Consider these true stories. (All names omitted and a few minor details altered, to protect those who have reached out.)  
 
The Almost Adoption

There’s the pastor friend of mine who loves my blog because he was almost adopted. He has lived for a few decades of knowing what almost happened to him. He finds the blog fascinating because it gives him a window into what might have been.

His parents are church members who served in many ways in the church from the time they were just kids. Throughout the years they were choir members, Sunday School teachers, and whatever was needed in the church. They still serve today in many of the same roles. 

Back when they were barely out of their teens, and engaged -- his mom became pregnant and they thought their world had ended.  

They talked to both sets of parents and adoption was presented as an option. A plan was considered that included sending her to a maternity home. 

But they decided they just couldn’t bring themselves to do that. 

So, there was an immediate wedding.

Photo Credit: Nathan O'Nions, Flickr

Everyone thinks my friend was a honeymoon baby. 

His parents went on to have several more children. 

My friend was told the secret of his "almost adoption" by an older relative. 

Since then he has thought about what it would have been like to not know his siblings...

His brothers and sisters who he is extremely close to and can't imagine not having in his life...

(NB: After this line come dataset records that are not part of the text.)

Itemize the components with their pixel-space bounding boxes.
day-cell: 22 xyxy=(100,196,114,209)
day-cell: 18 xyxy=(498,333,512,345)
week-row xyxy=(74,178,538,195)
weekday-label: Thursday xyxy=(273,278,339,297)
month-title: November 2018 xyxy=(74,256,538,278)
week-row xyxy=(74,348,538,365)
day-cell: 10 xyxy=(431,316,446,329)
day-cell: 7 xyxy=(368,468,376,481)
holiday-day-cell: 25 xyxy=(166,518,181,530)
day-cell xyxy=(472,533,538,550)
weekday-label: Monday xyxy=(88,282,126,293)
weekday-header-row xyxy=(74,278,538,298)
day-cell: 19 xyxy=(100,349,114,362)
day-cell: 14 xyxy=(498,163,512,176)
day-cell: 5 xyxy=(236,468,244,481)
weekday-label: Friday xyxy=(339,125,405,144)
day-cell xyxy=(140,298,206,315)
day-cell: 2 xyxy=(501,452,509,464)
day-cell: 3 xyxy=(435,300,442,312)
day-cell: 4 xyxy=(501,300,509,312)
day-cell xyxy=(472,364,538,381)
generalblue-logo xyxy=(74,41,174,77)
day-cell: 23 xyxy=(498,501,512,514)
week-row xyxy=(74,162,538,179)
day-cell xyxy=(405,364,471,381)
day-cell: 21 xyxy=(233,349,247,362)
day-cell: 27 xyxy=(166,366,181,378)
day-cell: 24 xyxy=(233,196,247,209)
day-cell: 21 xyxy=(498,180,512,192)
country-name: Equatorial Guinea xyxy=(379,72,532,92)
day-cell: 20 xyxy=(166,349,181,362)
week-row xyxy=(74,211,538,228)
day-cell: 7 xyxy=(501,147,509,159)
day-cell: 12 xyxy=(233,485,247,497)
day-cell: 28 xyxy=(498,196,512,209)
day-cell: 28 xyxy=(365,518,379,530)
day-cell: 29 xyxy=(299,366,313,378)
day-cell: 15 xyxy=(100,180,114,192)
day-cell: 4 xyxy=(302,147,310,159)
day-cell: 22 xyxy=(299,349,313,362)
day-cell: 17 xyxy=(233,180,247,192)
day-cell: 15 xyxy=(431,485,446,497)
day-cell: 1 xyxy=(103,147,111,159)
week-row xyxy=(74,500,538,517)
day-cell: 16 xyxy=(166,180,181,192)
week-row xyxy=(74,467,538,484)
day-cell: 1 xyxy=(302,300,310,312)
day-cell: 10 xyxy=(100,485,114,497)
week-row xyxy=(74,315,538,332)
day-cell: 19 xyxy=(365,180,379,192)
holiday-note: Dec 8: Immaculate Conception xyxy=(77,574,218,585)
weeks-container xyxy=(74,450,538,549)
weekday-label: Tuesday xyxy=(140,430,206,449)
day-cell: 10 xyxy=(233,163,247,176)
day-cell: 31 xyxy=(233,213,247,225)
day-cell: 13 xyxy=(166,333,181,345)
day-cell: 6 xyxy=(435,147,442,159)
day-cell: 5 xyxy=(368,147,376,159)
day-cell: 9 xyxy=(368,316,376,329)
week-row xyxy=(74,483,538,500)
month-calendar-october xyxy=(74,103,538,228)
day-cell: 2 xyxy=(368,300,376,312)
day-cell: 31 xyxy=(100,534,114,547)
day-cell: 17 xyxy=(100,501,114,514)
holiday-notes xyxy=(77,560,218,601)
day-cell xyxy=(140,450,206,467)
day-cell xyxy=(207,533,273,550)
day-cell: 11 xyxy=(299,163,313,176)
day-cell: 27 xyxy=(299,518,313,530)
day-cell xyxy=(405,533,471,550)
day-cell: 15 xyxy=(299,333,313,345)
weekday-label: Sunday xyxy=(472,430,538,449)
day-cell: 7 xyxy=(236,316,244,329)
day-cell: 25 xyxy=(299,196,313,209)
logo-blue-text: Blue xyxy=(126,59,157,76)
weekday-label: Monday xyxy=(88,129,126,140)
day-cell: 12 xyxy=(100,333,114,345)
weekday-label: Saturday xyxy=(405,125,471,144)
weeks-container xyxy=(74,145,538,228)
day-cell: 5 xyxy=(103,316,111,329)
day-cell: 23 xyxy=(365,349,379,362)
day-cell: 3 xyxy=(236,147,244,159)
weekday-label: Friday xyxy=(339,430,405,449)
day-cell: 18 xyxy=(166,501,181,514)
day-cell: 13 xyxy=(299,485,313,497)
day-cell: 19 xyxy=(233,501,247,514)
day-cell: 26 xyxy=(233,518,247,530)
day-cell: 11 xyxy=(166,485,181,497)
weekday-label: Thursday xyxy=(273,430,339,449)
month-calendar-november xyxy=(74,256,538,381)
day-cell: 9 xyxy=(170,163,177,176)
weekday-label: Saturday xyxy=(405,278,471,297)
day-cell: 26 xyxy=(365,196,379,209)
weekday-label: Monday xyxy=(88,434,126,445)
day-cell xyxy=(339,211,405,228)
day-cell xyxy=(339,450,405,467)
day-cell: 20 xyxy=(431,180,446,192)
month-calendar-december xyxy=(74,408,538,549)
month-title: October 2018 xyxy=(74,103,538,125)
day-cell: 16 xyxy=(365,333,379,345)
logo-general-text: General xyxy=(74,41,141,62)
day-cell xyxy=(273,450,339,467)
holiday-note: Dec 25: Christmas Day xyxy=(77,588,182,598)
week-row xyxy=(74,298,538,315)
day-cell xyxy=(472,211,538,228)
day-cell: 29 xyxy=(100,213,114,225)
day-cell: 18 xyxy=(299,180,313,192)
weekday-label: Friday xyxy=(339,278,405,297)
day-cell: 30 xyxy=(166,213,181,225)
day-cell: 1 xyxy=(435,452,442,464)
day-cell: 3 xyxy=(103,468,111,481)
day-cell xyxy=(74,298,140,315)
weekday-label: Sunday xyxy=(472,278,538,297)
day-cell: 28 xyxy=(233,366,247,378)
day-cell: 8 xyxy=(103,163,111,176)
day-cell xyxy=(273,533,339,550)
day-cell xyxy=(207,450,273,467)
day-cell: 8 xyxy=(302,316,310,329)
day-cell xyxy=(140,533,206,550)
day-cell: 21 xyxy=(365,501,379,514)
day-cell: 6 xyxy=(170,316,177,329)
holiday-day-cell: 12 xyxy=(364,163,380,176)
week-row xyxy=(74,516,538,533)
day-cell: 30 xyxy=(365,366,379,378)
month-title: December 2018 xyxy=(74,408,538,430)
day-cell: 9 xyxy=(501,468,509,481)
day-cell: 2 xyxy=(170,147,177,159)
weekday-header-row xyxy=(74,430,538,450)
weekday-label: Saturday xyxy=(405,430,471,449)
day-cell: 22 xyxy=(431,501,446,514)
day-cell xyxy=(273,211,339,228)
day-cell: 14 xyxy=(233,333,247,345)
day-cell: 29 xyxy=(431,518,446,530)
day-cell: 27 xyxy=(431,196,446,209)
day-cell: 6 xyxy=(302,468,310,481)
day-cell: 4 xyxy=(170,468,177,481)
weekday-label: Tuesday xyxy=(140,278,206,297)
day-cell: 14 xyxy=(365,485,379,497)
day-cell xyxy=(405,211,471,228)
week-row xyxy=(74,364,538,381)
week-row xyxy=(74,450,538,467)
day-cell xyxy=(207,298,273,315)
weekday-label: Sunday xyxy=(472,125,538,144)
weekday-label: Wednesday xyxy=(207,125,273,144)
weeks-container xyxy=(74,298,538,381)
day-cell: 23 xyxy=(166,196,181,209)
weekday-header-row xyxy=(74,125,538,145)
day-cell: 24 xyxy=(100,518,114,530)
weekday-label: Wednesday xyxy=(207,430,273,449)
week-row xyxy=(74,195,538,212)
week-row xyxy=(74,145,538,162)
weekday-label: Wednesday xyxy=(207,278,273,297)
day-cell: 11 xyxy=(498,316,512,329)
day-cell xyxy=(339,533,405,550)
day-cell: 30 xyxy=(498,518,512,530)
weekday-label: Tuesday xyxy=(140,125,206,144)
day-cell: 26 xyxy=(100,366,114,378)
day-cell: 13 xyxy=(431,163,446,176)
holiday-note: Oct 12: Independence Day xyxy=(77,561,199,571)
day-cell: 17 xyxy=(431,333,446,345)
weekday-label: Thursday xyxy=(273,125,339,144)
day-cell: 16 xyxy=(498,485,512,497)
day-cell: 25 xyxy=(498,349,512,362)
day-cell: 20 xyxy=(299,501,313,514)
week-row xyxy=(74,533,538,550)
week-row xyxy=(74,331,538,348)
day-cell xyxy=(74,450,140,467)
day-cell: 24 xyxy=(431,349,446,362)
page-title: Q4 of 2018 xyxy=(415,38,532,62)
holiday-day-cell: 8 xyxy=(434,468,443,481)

To not have the name he has now...
To not have his real birth certificate...
To not know his medical information...
and much more. 

This blog has brought up many additional thoughts for him. He says, “Deanna, I read every one of your posts and think, ‘that was almost me!’ I want to “like” your page, and comment on what you say. But no one knows about mom and dad and what happened back then. If my parents noticed any comments on Facebook, they would be horrified...so I don’t."

This friend is one of many of my friends in ministry who have written to me or spoken to me in person and said, "I love what you're writing, but I can't comment on your stuff publicly...at least right now. I'm sure you know how controversial this is for many people... although what you're saying is true."


The Pastor in Hiding

Then there’s the adoptee who contacted me whose natural father is a lead pastor.

And they have never met in person.

Ever.

After searching for her father and finding him, she had contact with him once by letter and was refused any further contact.

The only way she can keep up with what is happening with her father is by  reading the website of her father's church, which she does often. 

She has heard her father's voice by listening to sermons on the website.
 
Why must she get to know her father through a website? 

Her father doesn’t want his church to know that before he was a Christian or married to his wife, he and his high school girlfriend (who is not his wife) had sex and conceived her when they were sixteen. His girlfriend was abruptly whisked off to a maternity home and the baby given up for adoption. 

She wants to meet her father.

Her father doesn’t want to let the church know about her.


This adoptee remains a secret and makes no comments publicly -- because she holds out hope that one day her father might soften up and change his mind.

She hopes, prays and waits.
 
And Then, There's My Family...

Oh, no worries. No one will figure it out.
I have such a large family. 

Among them are several who have written to me privately and said, “I love your adoption blog but I don’t feel I can comment publicly and I’m sure you know why.”  

Yes, I do.

We have a ways to go.

Shame attached to adoption still has so much of it's ugly grip on so much of the world…and the church.

God can change all that if we just let Him.   
We don't have to be gripped with secrets, fear and shame.

Until people get free, my inbox will stay as full if not fuller on some days than my comment section.

I pray for a world – and for a church, where people can speak truth openly, without fear.